Bleaker Than You Think

I think the “bleak facts on black opportunity” Richard V. Reeves reports at Brookings:

There are race gaps in almost every conceivable social and economic dimension, many of which we have discussed on these pages before: incarceration, early learning, parenting, schooling, attitudinal racism, employment – the list goes on. There has been progress, too, of course. But one thing is clear. An inescapable requirement for building an opportunity society is improving the life chances of black Americans.

are even bleaker than he thinks. I wish the report distinguished between native-born African Americans and more recent immigrants. I believe that he would find that recent immigrants and their children fare much better than the descendants of slaves have and the policies put into place to remediate the situation have disproportionately benefited the wrong people.

3 comments… add one
  • Modulo Myself Link

    His supporters don’t support him because his methods are solid but because they like his conclusions and prescription.

    Take a look at someone like Paul Krugman. He likes Piketty and supports his conclusions because they confirm what he believes. However–Krugman was not always Krugman: the old Paul Krugman of the 90s would not have believed Piketty.

    The real question is why has the conventional wisdom of authoritative intellectuals slid almost entirely in the direction of Piketty?

  • The real question is why has the conventional wisdom of authoritative intellectuals slid almost entirely in the direction of Piketty?

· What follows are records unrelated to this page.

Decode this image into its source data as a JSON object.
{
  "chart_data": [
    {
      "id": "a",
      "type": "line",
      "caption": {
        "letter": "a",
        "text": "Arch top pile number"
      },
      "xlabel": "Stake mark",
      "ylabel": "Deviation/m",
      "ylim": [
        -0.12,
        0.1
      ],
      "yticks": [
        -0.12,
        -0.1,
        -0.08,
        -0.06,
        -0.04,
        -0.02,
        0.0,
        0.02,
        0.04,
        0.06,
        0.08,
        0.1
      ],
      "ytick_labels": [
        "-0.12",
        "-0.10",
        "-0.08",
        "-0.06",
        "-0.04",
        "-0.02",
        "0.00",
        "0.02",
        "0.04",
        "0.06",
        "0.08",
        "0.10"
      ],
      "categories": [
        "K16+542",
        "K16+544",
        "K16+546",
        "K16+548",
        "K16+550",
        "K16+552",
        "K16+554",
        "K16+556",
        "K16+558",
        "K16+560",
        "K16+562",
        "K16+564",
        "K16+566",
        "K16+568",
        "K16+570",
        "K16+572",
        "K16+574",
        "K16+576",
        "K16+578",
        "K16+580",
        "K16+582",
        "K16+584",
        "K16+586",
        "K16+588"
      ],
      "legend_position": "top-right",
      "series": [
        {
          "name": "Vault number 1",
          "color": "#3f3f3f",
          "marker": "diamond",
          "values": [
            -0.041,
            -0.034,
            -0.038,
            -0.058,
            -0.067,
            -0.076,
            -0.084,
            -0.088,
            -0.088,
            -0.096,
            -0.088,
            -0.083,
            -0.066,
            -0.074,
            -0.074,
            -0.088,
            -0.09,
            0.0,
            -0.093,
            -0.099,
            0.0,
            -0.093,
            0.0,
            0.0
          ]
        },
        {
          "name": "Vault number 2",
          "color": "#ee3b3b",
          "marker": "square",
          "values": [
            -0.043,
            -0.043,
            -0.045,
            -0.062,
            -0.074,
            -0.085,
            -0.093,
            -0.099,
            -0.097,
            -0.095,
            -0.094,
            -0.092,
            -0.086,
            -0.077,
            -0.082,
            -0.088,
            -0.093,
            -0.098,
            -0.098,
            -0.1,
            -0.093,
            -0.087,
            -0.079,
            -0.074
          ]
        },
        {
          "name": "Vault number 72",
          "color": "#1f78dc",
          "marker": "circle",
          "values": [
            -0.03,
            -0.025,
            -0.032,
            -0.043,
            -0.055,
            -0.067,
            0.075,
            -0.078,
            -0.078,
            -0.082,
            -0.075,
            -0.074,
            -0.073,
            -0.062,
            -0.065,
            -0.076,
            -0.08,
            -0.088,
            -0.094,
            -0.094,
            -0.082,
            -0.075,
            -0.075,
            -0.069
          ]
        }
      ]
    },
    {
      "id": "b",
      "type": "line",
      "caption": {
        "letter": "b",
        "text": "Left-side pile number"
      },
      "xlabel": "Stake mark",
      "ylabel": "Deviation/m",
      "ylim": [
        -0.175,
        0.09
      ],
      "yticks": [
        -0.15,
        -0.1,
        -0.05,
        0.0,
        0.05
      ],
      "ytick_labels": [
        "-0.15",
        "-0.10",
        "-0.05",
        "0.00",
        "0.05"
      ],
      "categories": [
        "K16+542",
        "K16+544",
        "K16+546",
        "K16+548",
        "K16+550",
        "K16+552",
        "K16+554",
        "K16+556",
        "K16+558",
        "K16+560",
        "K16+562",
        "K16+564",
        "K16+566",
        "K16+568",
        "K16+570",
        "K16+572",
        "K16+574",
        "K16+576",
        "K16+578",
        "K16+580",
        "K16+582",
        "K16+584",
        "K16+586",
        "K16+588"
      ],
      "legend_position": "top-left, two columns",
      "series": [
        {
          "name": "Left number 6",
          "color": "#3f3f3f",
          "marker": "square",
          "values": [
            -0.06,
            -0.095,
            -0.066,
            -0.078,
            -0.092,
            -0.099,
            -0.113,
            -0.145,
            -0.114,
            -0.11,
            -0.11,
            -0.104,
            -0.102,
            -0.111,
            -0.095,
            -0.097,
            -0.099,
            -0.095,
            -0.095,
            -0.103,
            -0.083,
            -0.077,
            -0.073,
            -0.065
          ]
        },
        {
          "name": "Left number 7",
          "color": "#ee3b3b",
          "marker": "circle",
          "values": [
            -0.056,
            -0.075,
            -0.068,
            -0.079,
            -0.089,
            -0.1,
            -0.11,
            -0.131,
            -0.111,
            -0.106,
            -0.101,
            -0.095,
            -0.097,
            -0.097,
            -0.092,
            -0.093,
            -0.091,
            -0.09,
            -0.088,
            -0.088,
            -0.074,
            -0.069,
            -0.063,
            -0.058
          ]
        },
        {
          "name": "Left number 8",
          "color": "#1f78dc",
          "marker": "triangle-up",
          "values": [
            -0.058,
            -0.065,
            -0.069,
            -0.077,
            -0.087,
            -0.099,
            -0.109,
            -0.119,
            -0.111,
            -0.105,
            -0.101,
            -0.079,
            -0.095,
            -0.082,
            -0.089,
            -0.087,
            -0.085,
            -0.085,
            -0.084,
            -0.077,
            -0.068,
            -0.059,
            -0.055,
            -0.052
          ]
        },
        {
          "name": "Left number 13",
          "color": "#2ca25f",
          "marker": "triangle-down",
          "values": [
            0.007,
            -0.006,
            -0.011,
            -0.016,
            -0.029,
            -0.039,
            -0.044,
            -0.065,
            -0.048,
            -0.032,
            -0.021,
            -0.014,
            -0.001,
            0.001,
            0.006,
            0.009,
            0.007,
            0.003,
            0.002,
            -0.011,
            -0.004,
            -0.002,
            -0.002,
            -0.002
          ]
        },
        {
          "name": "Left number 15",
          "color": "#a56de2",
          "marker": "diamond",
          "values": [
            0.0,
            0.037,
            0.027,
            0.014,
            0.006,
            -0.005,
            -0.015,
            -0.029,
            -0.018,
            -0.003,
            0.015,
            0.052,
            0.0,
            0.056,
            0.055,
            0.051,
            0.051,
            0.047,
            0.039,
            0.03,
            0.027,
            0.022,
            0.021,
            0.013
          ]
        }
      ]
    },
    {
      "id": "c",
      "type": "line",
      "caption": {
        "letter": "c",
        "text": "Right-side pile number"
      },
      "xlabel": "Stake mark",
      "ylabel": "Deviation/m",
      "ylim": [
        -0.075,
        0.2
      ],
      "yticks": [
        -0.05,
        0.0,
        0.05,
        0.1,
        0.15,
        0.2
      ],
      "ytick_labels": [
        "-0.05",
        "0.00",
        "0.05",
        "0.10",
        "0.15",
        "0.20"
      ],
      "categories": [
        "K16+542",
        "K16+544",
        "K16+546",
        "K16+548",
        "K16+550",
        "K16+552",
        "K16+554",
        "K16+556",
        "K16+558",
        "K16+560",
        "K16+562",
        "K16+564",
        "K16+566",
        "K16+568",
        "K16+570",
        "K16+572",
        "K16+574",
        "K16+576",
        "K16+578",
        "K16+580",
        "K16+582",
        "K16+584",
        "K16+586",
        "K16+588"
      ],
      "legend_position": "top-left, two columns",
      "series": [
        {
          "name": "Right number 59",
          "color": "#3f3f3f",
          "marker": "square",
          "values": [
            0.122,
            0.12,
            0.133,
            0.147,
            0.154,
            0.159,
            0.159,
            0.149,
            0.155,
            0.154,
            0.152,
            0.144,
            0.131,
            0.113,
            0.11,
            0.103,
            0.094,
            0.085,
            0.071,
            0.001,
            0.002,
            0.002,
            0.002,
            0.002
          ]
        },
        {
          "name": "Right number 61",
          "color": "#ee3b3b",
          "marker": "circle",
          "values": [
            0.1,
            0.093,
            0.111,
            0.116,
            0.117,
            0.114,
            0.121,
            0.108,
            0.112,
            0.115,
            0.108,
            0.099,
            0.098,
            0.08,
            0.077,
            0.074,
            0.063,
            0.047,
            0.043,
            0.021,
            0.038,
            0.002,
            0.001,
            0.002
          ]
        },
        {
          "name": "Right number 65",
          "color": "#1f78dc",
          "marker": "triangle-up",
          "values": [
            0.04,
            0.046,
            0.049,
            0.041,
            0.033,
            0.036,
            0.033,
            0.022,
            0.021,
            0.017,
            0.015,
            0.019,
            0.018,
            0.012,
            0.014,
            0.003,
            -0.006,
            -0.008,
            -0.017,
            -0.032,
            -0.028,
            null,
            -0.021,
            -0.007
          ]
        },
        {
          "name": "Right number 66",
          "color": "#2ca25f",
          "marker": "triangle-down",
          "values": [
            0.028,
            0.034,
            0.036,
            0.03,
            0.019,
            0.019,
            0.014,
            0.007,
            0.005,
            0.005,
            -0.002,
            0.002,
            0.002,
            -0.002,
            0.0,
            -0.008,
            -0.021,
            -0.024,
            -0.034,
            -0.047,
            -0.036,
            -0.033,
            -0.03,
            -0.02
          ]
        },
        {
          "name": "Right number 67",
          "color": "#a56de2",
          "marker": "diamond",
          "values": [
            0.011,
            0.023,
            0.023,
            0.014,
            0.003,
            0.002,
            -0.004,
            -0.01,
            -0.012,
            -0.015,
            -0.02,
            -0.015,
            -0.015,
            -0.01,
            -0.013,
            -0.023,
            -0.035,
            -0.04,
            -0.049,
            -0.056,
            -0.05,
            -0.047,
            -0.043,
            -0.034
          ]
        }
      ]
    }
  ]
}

    That’s actually a two-part question. Why is that the conventional wisdom and why are they considered authoritative?

    I note that the discussion is overwhelmingly of an income tax rather than a wealth tax or taxes on the activities that are promoting the inequality. Not all investment is created equal.

  • Modulo Myself Link

    Sorry about posting in the wrong place.

    Piketty proposes a wealth tax, or a global tax on capital. It seems an impossible policy to imagine happening, which is why nobody discusses it.

    It’s just a question. Krugman’s answer would most likely be that intellectuals fell out of their ivory towers during the Bush years and realized how ideological the belief in neoliberal capitalism was. This makes sense, except that there was no real reason to believe any of the claims made during the Clinton years about the eventual triumph of an deregulated market-based economy. The people who question Piketty’s findings seem to be arguing to an audience of the living dead, eg. the same types who believe that climate isn’t real, who both hate their lack of respectability and yet desperately crave it–thus the endless procession of rebuffs and disproofs of settled ideas simply in hopes of somehow winning, which will never happen. My answer is that the damage was done: people like Krugman are good at following which way the wind blows and the pay-off for obedience is the ability to sound like a person devoted to the truth, and perhaps even to believe it.